Frequently Asked Questions

How do I put together a cashflow forecast?

A cashflow projection shows when you actually expect money to flow in and out of your business. It is a forecast, usually for the year ahead, set out month by month.

The first section is ‘Receipts’ which is the anticipated money coming into the business from sales, loans, grants, capital introduced or VAT repayments. For the sales figures, you need to estimate how long it will take to collect the money from your customers from the date you issued the invoice.

The ‘Payments’ section shows all the money that you pay out on bills, purchase of stock, wages, personal drawings, loan repayments, VAT return balances etc. in the month that you make the payment.

The third section, which is the ‘Balances’ section, shows the monthly balances (receipts minus payments) and the cumulative balance carried forward. Where payments exceed receipts the figure is shown in brackets.
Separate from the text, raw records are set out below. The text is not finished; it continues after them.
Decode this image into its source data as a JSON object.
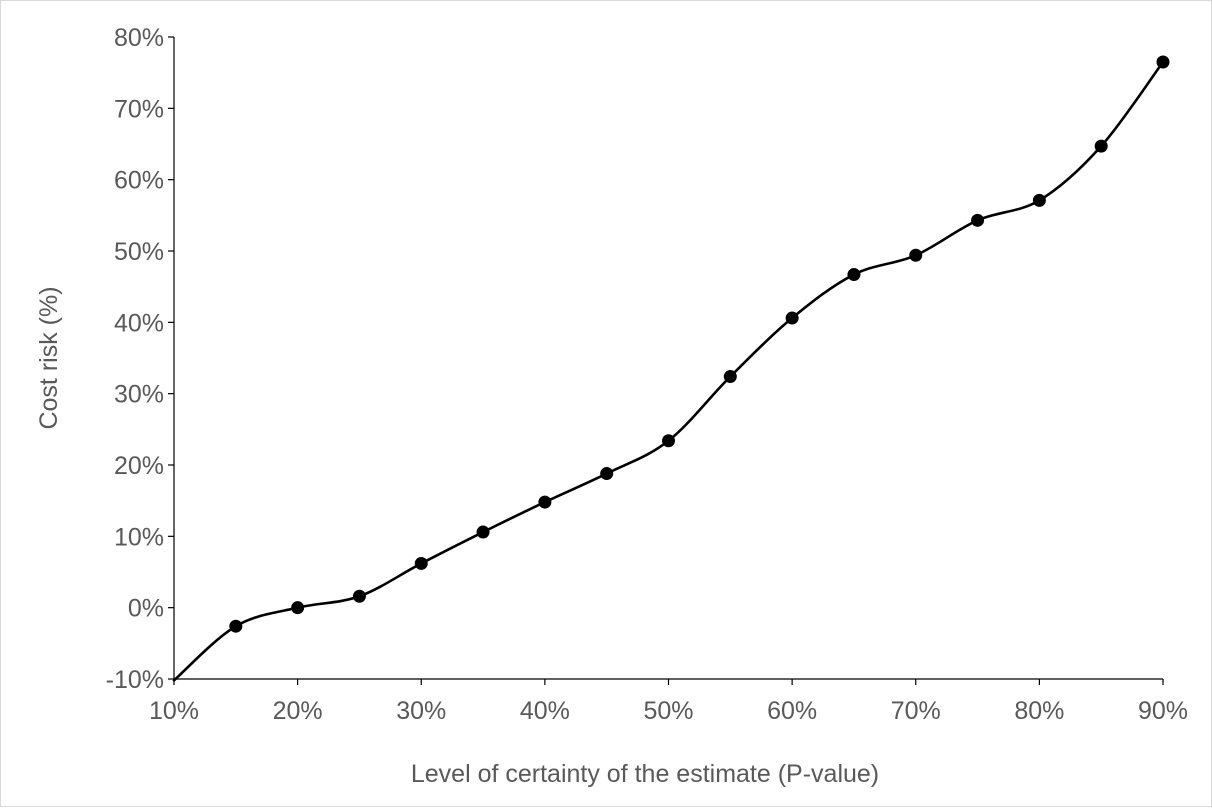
{
  "chart_data": {
    "type": "line",
    "title": "",
    "xlabel": "Level of certainty of the estimate (P-value)",
    "ylabel": "Cost risk (%)",
    "x": [
      10,
      15,
      20,
      25,
      30,
      35,
      40,
      45,
      50,
      55,
      60,
      65,
      70,
      75,
      80,
      85,
      90
    ],
    "series": [
      {
        "values": [
          -10.2,
          -2.6,
          0.0,
          1.6,
          6.2,
          10.6,
          14.8,
          18.8,
          23.4,
          32.4,
          40.6,
          46.7,
          49.4,
          54.3,
          57.1,
          64.7,
          76.5
        ],
        "color": "#000000"
      }
    ],
    "marker_from_index": 1,
    "smooth": true,
    "xlim": [
      10,
      90
    ],
    "ylim": [
      -10,
      80
    ],
    "x_ticks": [
      10,
      20,
      30,
      40,
      50,
      60,
      70,
      80,
      90
    ],
    "y_ticks": [
      -10,
      0,
      10,
      20,
      30,
      40,
      50,
      60,
      70,
      80
    ],
    "x_tick_labels": [
      "10%",
      "20%",
      "30%",
      "40%",
      "50%",
      "60%",
      "70%",
      "80%",
      "90%"
    ],
    "y_tick_labels": [
      "-10%",
      "0%",
      "10%",
      "20%",
      "30%",
      "40%",
      "50%",
      "60%",
      "70%",
      "80%"
    ],
    "grid": false,
    "legend": "none",
    "colors": {
      "axis": "#000000",
      "text": "#595959",
      "border": "#d9d9d9"
    }
  }
}
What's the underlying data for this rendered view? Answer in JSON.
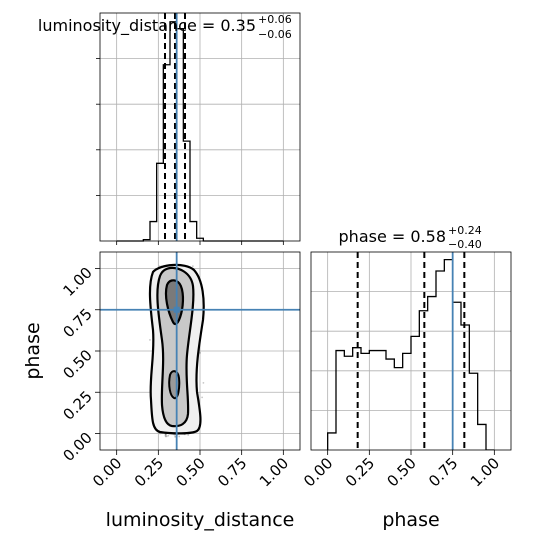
{
  "chart_data": [
    {
      "type": "histogram",
      "panel": "top-left",
      "title": {
        "label": "luminosity_distance = 0.35",
        "sup": "+0.06",
        "sub": "−0.06"
      },
      "xlim": [
        -0.1,
        1.1
      ],
      "bin_edges": [
        0.0,
        0.04,
        0.08,
        0.12,
        0.16,
        0.2,
        0.24,
        0.28,
        0.32,
        0.36,
        0.4,
        0.44,
        0.48,
        0.52,
        0.56,
        0.6,
        0.64,
        0.68,
        0.72,
        0.76,
        0.8,
        0.84,
        0.88,
        0.92,
        0.96,
        1.0
      ],
      "counts": [
        0,
        0,
        0,
        0,
        1,
        14,
        56,
        127,
        158,
        153,
        72,
        14,
        2,
        0,
        0,
        0,
        0,
        0,
        0,
        0,
        0,
        0,
        0,
        0,
        0
      ],
      "quantiles": [
        0.29,
        0.35,
        0.41
      ],
      "truth": 0.36,
      "grid": true
    },
    {
      "type": "2d-histogram-contour",
      "panel": "bottom-left",
      "xlabel": "luminosity_distance",
      "ylabel": "phase",
      "xlim": [
        -0.1,
        1.1
      ],
      "ylim": [
        -0.1,
        1.1
      ],
      "xticks": [
        "0.00",
        "0.25",
        "0.50",
        "0.75",
        "1.00"
      ],
      "yticks": [
        "0.00",
        "0.25",
        "0.50",
        "0.75",
        "1.00"
      ],
      "truth": {
        "x": 0.36,
        "y": 0.75
      },
      "grid": true
    },
    {
      "type": "histogram",
      "panel": "bottom-right",
      "title": {
        "label": "phase = 0.58",
        "sup": "+0.24",
        "sub": "−0.40"
      },
      "xlabel": "phase",
      "xlim": [
        -0.1,
        1.1
      ],
      "xticks": [
        "0.00",
        "0.25",
        "0.50",
        "0.75",
        "1.00"
      ],
      "bin_edges": [
        0.0,
        0.05,
        0.1,
        0.15,
        0.2,
        0.25,
        0.3,
        0.35,
        0.4,
        0.45,
        0.5,
        0.55,
        0.6,
        0.65,
        0.7,
        0.75,
        0.8,
        0.85,
        0.9,
        0.95,
        1.0
      ],
      "counts": [
        6,
        35,
        33,
        36,
        34,
        35,
        35,
        32,
        29,
        34,
        40,
        49,
        54,
        63,
        67,
        52,
        44,
        27,
        9,
        0
      ],
      "quantiles": [
        0.18,
        0.58,
        0.82
      ],
      "truth": 0.75,
      "grid": true
    }
  ]
}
It is easier to complete a cashflow projection if you complete the payments section first for costs such as rent and rates, wages, telephone, electricity, as you know that these will be monthly or quarterly. For the other costs, predict when they will occur. Then fill in the sales figures in the receipts section, estimating what your sales will be based on your market research, but remember to allow for seasonal fluctuations, if your business if affected by these.
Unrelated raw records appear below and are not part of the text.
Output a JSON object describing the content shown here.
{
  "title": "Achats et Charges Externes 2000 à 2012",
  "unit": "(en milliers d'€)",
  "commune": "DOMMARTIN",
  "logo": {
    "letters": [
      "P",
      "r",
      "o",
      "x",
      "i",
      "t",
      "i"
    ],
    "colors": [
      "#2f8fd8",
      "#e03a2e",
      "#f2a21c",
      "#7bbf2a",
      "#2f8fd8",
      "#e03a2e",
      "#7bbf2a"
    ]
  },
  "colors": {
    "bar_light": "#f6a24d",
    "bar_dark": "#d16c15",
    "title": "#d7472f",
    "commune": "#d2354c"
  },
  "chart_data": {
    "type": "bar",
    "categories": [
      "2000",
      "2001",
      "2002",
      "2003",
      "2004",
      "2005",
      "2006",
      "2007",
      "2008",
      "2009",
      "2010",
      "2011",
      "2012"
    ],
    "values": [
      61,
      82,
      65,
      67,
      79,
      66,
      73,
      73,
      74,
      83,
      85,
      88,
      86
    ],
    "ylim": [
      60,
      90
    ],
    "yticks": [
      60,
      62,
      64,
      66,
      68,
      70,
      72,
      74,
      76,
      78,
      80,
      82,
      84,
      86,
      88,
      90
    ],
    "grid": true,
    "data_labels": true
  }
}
There will probably be payments (e.g. stock) that are directly connected to your level of sales (variables) and these will have to be filled in. Once everything has been entered into the cashflow, total the monthly receipts and payments and subtract the payments figure from the receipts figure. This will give you your balancing figure for that month.
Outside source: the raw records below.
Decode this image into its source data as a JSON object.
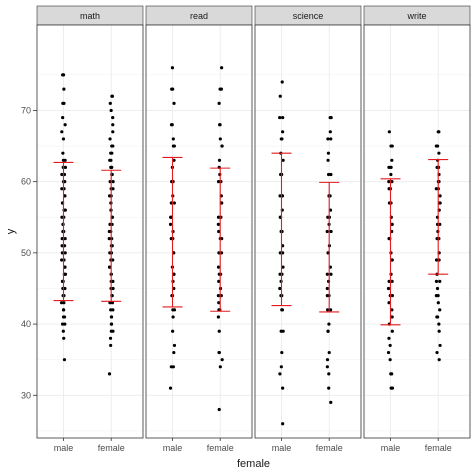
{
  "chart_data": {
    "type": "scatter",
    "facet_variable": "variable",
    "facets": [
      "math",
      "read",
      "science",
      "write"
    ],
    "categories": [
      "male",
      "female"
    ],
    "xlabel": "female",
    "ylabel": "y",
    "ylim": [
      24,
      82
    ],
    "yticks": [
      30,
      40,
      50,
      60,
      70
    ],
    "grid": true,
    "error_bar_color": "#e41a1c",
    "point_color": "#000000",
    "panels": [
      {
        "facet": "math",
        "points": {
          "male": [
            35,
            38,
            39,
            40,
            40,
            41,
            41,
            42,
            42,
            43,
            43,
            44,
            44,
            45,
            45,
            46,
            46,
            47,
            47,
            48,
            48,
            49,
            49,
            50,
            50,
            51,
            51,
            52,
            52,
            53,
            53,
            54,
            54,
            55,
            55,
            56,
            56,
            57,
            57,
            58,
            58,
            59,
            59,
            60,
            60,
            61,
            61,
            62,
            62,
            63,
            63,
            64,
            66,
            67,
            68,
            69,
            71,
            71,
            73,
            75,
            75
          ],
          "female": [
            33,
            37,
            38,
            39,
            39,
            40,
            40,
            41,
            41,
            42,
            42,
            43,
            43,
            44,
            44,
            45,
            45,
            46,
            46,
            47,
            47,
            48,
            48,
            49,
            49,
            50,
            50,
            51,
            51,
            52,
            52,
            53,
            53,
            54,
            54,
            55,
            55,
            56,
            56,
            57,
            57,
            58,
            58,
            59,
            59,
            60,
            60,
            61,
            61,
            62,
            62,
            63,
            63,
            64,
            64,
            65,
            65,
            66,
            67,
            68,
            69,
            70,
            71,
            72,
            72
          ]
        },
        "error_bars": {
          "male": {
            "lower": 43.3,
            "upper": 62.7
          },
          "female": {
            "lower": 43.2,
            "upper": 61.6
          }
        }
      },
      {
        "facet": "read",
        "points": {
          "male": [
            31,
            34,
            34,
            36,
            37,
            39,
            41,
            42,
            42,
            44,
            44,
            45,
            46,
            47,
            47,
            48,
            50,
            50,
            52,
            52,
            53,
            54,
            55,
            55,
            57,
            57,
            58,
            60,
            60,
            62,
            63,
            65,
            65,
            66,
            68,
            68,
            71,
            73,
            73,
            76
          ],
          "female": [
            28,
            34,
            35,
            36,
            36,
            39,
            41,
            42,
            42,
            43,
            44,
            44,
            45,
            46,
            47,
            47,
            48,
            50,
            50,
            52,
            52,
            53,
            54,
            55,
            55,
            57,
            57,
            58,
            60,
            60,
            61,
            62,
            63,
            65,
            65,
            66,
            68,
            68,
            71,
            73,
            73,
            76
          ]
        },
        "error_bars": {
          "male": {
            "lower": 42.4,
            "upper": 63.4
          },
          "female": {
            "lower": 41.8,
            "upper": 61.9
          }
        }
      },
      {
        "facet": "science",
        "points": {
          "male": [
            26,
            31,
            33,
            34,
            36,
            39,
            39,
            42,
            42,
            44,
            44,
            45,
            46,
            47,
            47,
            48,
            50,
            50,
            51,
            53,
            53,
            55,
            55,
            56,
            58,
            58,
            58,
            61,
            61,
            63,
            64,
            66,
            66,
            67,
            69,
            69,
            72,
            74
          ],
          "female": [
            29,
            31,
            33,
            34,
            35,
            36,
            39,
            39,
            40,
            42,
            42,
            44,
            44,
            45,
            46,
            47,
            47,
            48,
            50,
            50,
            51,
            53,
            53,
            54,
            55,
            55,
            56,
            58,
            58,
            58,
            61,
            61,
            63,
            64,
            66,
            66,
            67,
            69,
            69
          ]
        },
        "error_bars": {
          "male": {
            "lower": 42.6,
            "upper": 64.0
          },
          "female": {
            "lower": 41.7,
            "upper": 59.9
          }
        }
      },
      {
        "facet": "write",
        "points": {
          "male": [
            31,
            31,
            33,
            33,
            35,
            36,
            37,
            38,
            39,
            40,
            41,
            41,
            42,
            43,
            44,
            44,
            45,
            46,
            46,
            47,
            49,
            49,
            50,
            52,
            52,
            53,
            54,
            54,
            55,
            57,
            57,
            59,
            59,
            60,
            60,
            61,
            62,
            62,
            63,
            65,
            65,
            67
          ],
          "female": [
            35,
            36,
            37,
            39,
            40,
            41,
            41,
            42,
            43,
            44,
            44,
            45,
            46,
            46,
            47,
            49,
            49,
            50,
            52,
            52,
            53,
            54,
            54,
            55,
            56,
            57,
            57,
            58,
            59,
            59,
            60,
            60,
            61,
            62,
            62,
            63,
            64,
            65,
            65,
            67,
            67
          ]
        },
        "error_bars": {
          "male": {
            "lower": 39.9,
            "upper": 60.4
          },
          "female": {
            "lower": 47.0,
            "upper": 63.1
          }
        }
      }
    ]
  }
}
When you first start trading the opening balance will be nil but your balancing figure for the first month will be entered in the cashflow as the closing balance for that month and carried forward as the opening balance for the next month. Thereafter, the balance from the end of each month will be the opening balance for the next month.

A cashflow projection allows you to anticipate your business financial needs, indicates how much personal income the owner can take out of the business and whether the business is meeting its costs.